LGH car park expansion

By 19th February 2019 News

ARTAS in the News

Launceston General Hospital to expand multi-storey car park

A proposal to add another two levels of parking to the Launceston General Hospital has been advertised with the City of Launceston council.

The upgrade will provide and extra 139 car parking spaces.

The Department of Health has engaged Artas Architects for the development.

“The additional car parking is intended primarily for use by staff of the hospital,” the development application said.

“The provision of specific onsite parking for staff, and to a lesser extent doctors and specialists, will free up on-street parking for visitors to the hospital.”

An additional two-and-half levels of car parking will be made available as a result.

A portion of the spaces in existing levels will be reconfigured and allocated for out-of-hours use.

“This is a simple addition to an existing car park servicing Launceston General Hospital. The works will provide accommodation of more staff parking on site freeing up the street-front parking for hospital visitors,” the application said.

“It will result in less car park traffic using Frankland Street which will help reduce impacts on residents in that area, particularly through the allocation of after-hours parking with access to Cleveland Street.”

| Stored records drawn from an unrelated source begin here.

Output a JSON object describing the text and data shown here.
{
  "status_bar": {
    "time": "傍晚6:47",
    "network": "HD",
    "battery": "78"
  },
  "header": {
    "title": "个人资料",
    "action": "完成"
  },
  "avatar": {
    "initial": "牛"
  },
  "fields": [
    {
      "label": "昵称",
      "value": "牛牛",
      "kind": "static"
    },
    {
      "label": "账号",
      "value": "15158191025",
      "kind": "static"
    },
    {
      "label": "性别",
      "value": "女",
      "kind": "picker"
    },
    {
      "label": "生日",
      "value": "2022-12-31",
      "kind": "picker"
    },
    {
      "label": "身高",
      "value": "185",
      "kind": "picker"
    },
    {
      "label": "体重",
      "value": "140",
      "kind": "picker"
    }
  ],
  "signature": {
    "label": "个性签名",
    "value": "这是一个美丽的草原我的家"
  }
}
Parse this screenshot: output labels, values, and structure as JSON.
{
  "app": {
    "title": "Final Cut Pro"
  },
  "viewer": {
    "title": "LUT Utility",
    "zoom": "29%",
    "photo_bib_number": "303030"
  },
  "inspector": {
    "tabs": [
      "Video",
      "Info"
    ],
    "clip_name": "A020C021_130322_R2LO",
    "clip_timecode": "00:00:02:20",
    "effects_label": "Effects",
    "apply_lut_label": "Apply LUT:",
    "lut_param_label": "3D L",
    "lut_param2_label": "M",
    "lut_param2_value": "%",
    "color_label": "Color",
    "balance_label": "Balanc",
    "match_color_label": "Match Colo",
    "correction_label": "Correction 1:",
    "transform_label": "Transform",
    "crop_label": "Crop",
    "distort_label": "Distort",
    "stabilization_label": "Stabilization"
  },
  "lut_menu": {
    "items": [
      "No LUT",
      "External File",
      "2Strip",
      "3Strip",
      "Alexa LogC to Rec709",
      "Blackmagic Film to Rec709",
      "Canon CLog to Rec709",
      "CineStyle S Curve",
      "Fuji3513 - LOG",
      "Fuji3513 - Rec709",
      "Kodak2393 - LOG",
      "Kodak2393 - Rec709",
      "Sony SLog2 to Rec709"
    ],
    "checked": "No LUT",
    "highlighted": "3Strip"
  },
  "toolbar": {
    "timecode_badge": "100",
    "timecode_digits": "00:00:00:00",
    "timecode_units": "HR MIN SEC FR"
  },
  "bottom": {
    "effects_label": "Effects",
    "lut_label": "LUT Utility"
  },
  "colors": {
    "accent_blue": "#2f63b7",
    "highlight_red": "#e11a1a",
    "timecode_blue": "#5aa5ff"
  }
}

The car park was originally constructed in 2012, and has reached its capacity.

“There is sufficient justification for council’s support of the proposed additions. The proposal complies with all relevant use and development standards and is an appropriate development in the locality.”

About 330 more vehicle movements on Frankland Street are expected, and 280 on Cleveland Street.

The carpark will be more than 19 metres tall at its highest point.

The hospital has about 2000 staff and treats more than 24,000 inpatients and 225,000 outpatients annually.

It is unknown how much the expansion is expected to cost.

The development application is open for comment until March 4.